Federal regulators on Thursday approved a genetically engineered salmon as fit for consumption, clearing the way for the first genetically altered animal to reach American supermarkets and dinner tables.
Food and Drug Administration reviewers made their initial determination that the fish would be safe to eat and for the environment more than five years ago, an unusually long period between preliminary and final approval.
The salmon has been fiercely opposed by consumer and environmental groups, which have argued that the safety studies were inadequate and that wild salmon populations might be affected if the genetically engineered fish were to escape into the oceans and rivers.
The AquAdvantage salmon, as it is known, is an Atlantic salmon that has been genetically modified so that it grows to market size faster than a conventional farmed salmon. It was developed by AquaBounty Technologies, which is now majority-owned by the Intrexon Corporation.
Using her own stickers, Cynthia LaPier surreptitiously labels foods that she knows contain genetically modified organisms.
“The F.D.A. has thoroughly analyzed and evaluated the data and information submitted by AquaBounty regarding the AquAdvantage salmon and determined that they have met the regulatory requirements for approval, including that food from the fish is safe to eat,” Bernadette Dunham, director of the agency’s Center for Veterinary Medicine, said in a statement.

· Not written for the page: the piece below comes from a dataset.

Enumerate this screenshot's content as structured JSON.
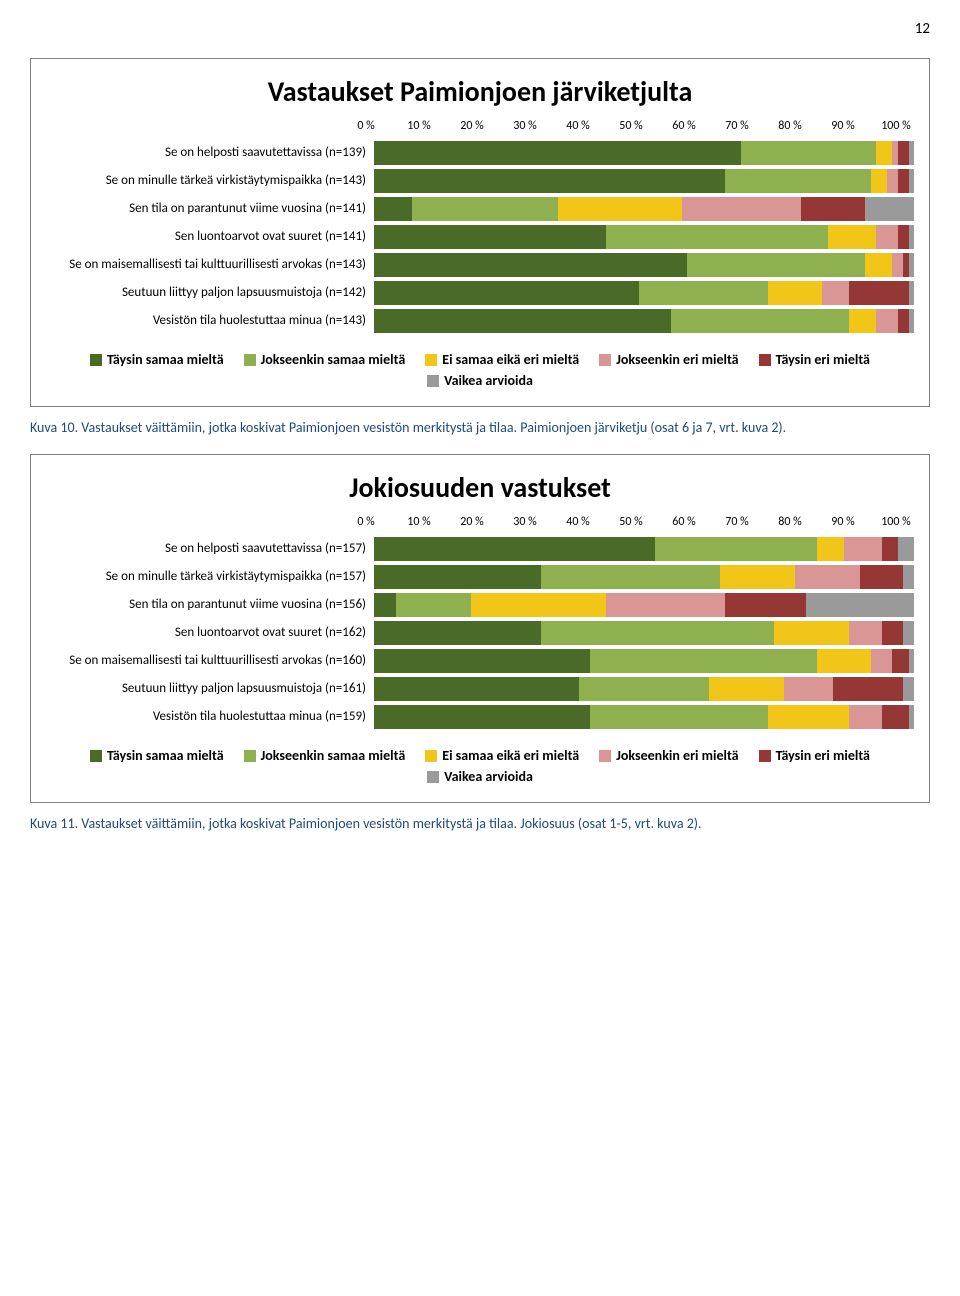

It was not clear how soon the salmon will reach supermarkets. It is expected to take the company some time, perhaps years, to raise enough of the fish.
And consumer opposition could be strong. A number of supermarkets have already said, in response to environmentalists, that they have no plans to sell the salmon.
“This unfortunate, historic decision disregards the vast majority of consumers, many independent scientists, numerous members of Congress and salmon growers around the world, who have voiced strong opposition,” Wenonah Hauter, executive director of the group Food and Water Watch, said in a statement.
It was also not immediately clear whether the salmon would be labeled so that consumers would know its origins. The agency indicated that labeling would not be mandatory, a decision that is consistent with its position on foods made from genetically engineered crops, which is that genetic engineering in and of itself does not necessarily make a material change in the food.